Ale Linkiewicz i Bogusz walczą o coś więcej. Wygrana tego starcia nie będzie miała już czego szukać na galach freaków. Tak, wygrana, bo zwycięstwo otworzy jednej z nich drzwi do prawdziwego MMA. Bogusz od dawna apeluje, że chce walki z Karoliną Owczarz (5-2), byłą pięściarką (4-0) i dziennikarką Polsatu Sport, która od 2018 roku całkowicie skupiła się na MMA. Zawodniczka WCA Fight Club ma na koncie pięć triumfów i dwie porażki. W miniony weekend pokonała na punkty Natalię Baczyńską (6-3). 

Problem w tym, że w kobiecym MMA brakuje wyrazistych postaci. Odkąd karierę zakończyła Joanna Jędrzejczyk, niedzielny fan sportu pewnie kojarzy tylko dwie: Karolinę Kowalkiewicz (UFC) i Owczarz. A że obie się przyjaźnią i walczą dla innych federacji, to trzeba szukać innych zestawień. 

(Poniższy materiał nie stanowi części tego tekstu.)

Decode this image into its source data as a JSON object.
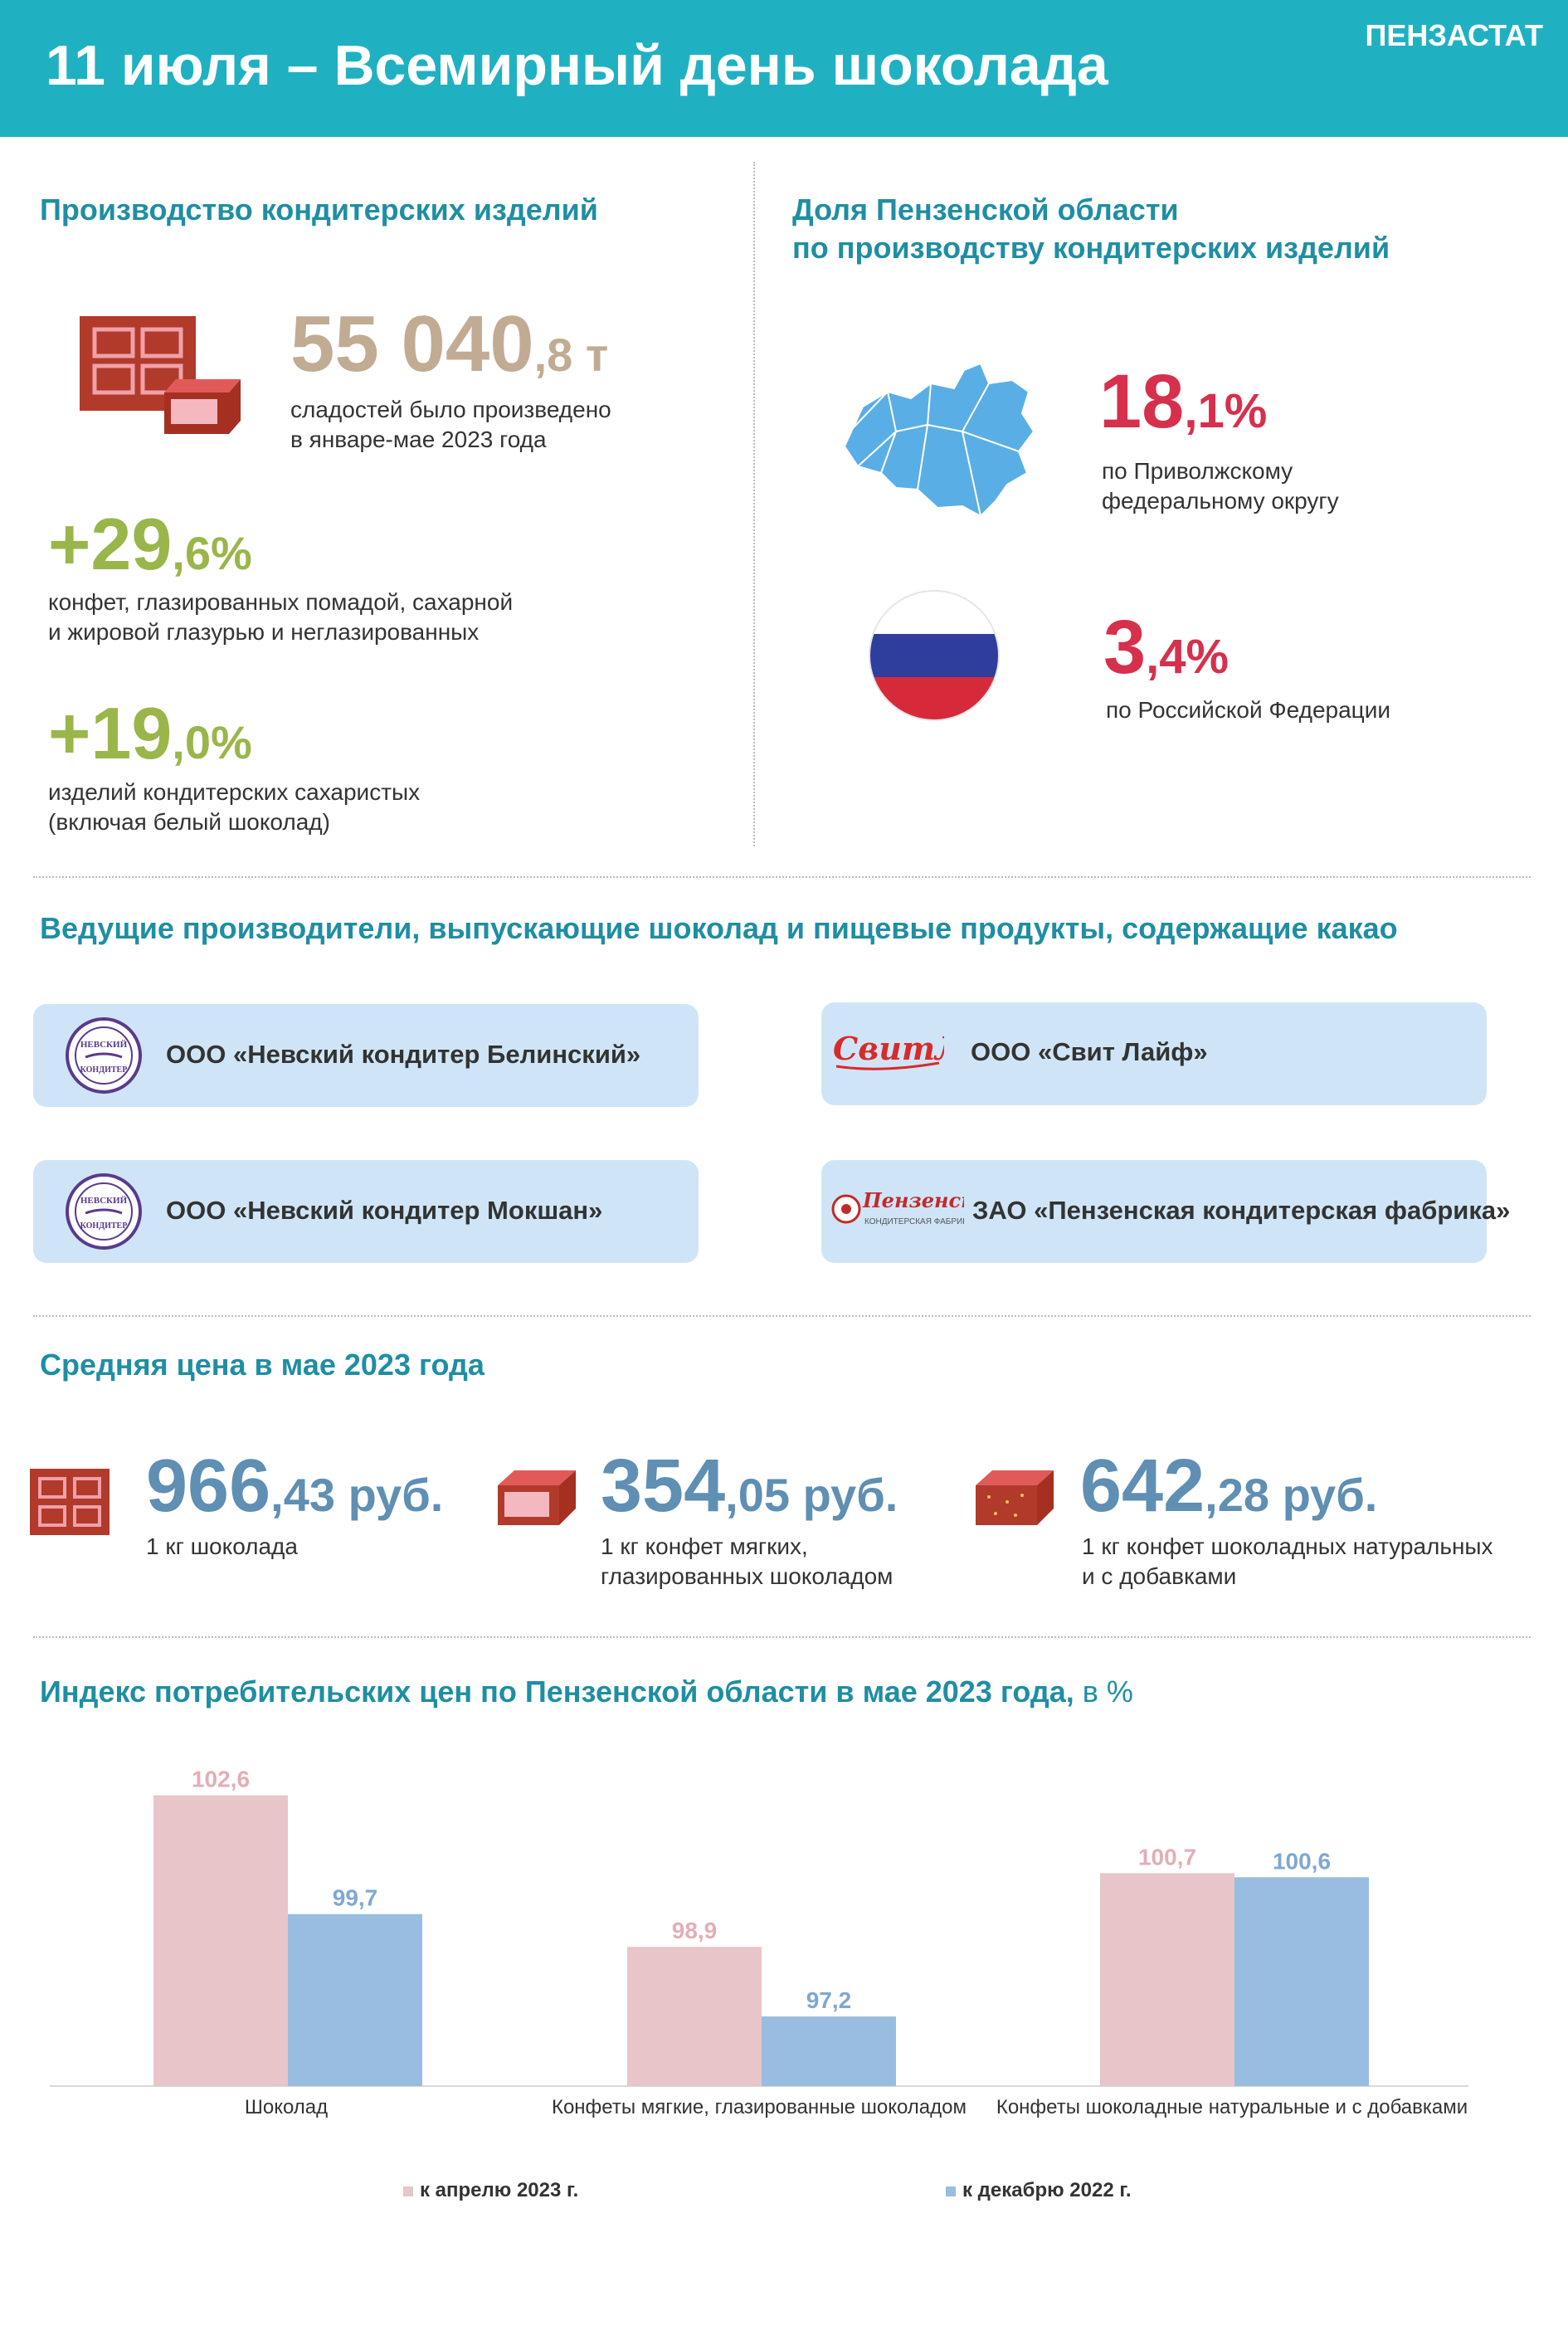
{
  "header": {
    "title": "11 июля – Всемирный день шоколада",
    "org": "ПЕНЗАСТАТ"
  },
  "production": {
    "title": "Производство кондитерских изделий",
    "total": {
      "int": "55 040",
      "dec": ",8 т",
      "desc1": "сладостей было произведено",
      "desc2": "в январе-мае 2023 года"
    },
    "candy": {
      "int": "+29",
      "dec": ",6%",
      "desc1": "конфет, глазированных помадой, сахарной",
      "desc2": "и жировой глазурью и неглазированных"
    },
    "sugar": {
      "int": "+19",
      "dec": ",0%",
      "desc1": "изделий кондитерских сахаристых",
      "desc2": "(включая белый шоколад)"
    }
  },
  "share": {
    "title1": "Доля Пензенской области",
    "title2": "по производству кондитерских изделий",
    "pfo": {
      "int": "18",
      "dec": ",1%",
      "desc1": "по Приволжскому",
      "desc2": "федеральному  округу"
    },
    "rf": {
      "int": "3",
      "dec": ",4%",
      "desc1": "по Российской Федерации"
    }
  },
  "producers": {
    "title": "Ведущие производители, выпускающие шоколад и пищевые продукты, содержащие какао",
    "items": [
      {
        "name": "ООО «Невский кондитер Белинский»",
        "logo_text": "НЕВСКИЙ КОНДИТЕР"
      },
      {
        "name": "ООО «Свит Лайф»",
        "logo_text": "СвитЛайф"
      },
      {
        "name": "ООО «Невский кондитер Мокшан»",
        "logo_text": "НЕВСКИЙ КОНДИТЕР"
      },
      {
        "name": "ЗАО «Пензенская кондитерская фабрика»",
        "logo_text": "Пензенская",
        "logo_sub": "КОНДИТЕРСКАЯ ФАБРИКА"
      }
    ]
  },
  "prices": {
    "title": "Средняя цена в мае 2023 года",
    "items": [
      {
        "int": "966",
        "dec": ",43 руб.",
        "desc1": "1 кг шоколада",
        "desc2": ""
      },
      {
        "int": "354",
        "dec": ",05 руб.",
        "desc1": "1 кг конфет мягких,",
        "desc2": "глазированных  шоколадом"
      },
      {
        "int": "642",
        "dec": ",28 руб.",
        "desc1": "1 кг конфет шоколадных  натуральных",
        "desc2": "и с добавками"
      }
    ]
  },
  "cpi": {
    "title": "Индекс потребительских цен по Пензенской области в мае 2023 года,",
    "unit": " в %"
  },
  "colors": {
    "teal": "#1fb1c2",
    "pink": "#e8c5c9",
    "blue": "#99bde0",
    "green": "#9ab64a",
    "red": "#d6304d",
    "tan": "#c2ab93",
    "steel": "#5f8fb3"
  },
  "chart_data": {
    "type": "bar",
    "categories": [
      "Шоколад",
      "Конфеты мягкие, глазированные шоколадом",
      "Конфеты шоколадные натуральные и с добавками"
    ],
    "series": [
      {
        "name": "к апрелю 2023 г.",
        "values": [
          102.6,
          98.9,
          100.7
        ],
        "labels": [
          "102,6",
          "98,9",
          "100,7"
        ]
      },
      {
        "name": "к декабрю 2022 г.",
        "values": [
          99.7,
          97.2,
          100.6
        ],
        "labels": [
          "99,7",
          "97,2",
          "100,6"
        ]
      }
    ],
    "ylim": [
      95.5,
      103.2
    ],
    "legend": "bottom"
  }
}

Ale powiedzmy szczerze: pojedynek Owczarz z kolejną anonimową zawodniczką nie rozgrzeje publiczności, ani samej zawodniczce nie zapewni naprawdę wielkiej kasy. Nie to, co starcie z królową freak fighterek, który odbiłoby się dużym echem. Tym bardziej że wcale nie jest powiedziane, że wygra zawodowiec. A takiego przebiegu wydarzeń nie przewidzieli nawet założyciele Fame MMA.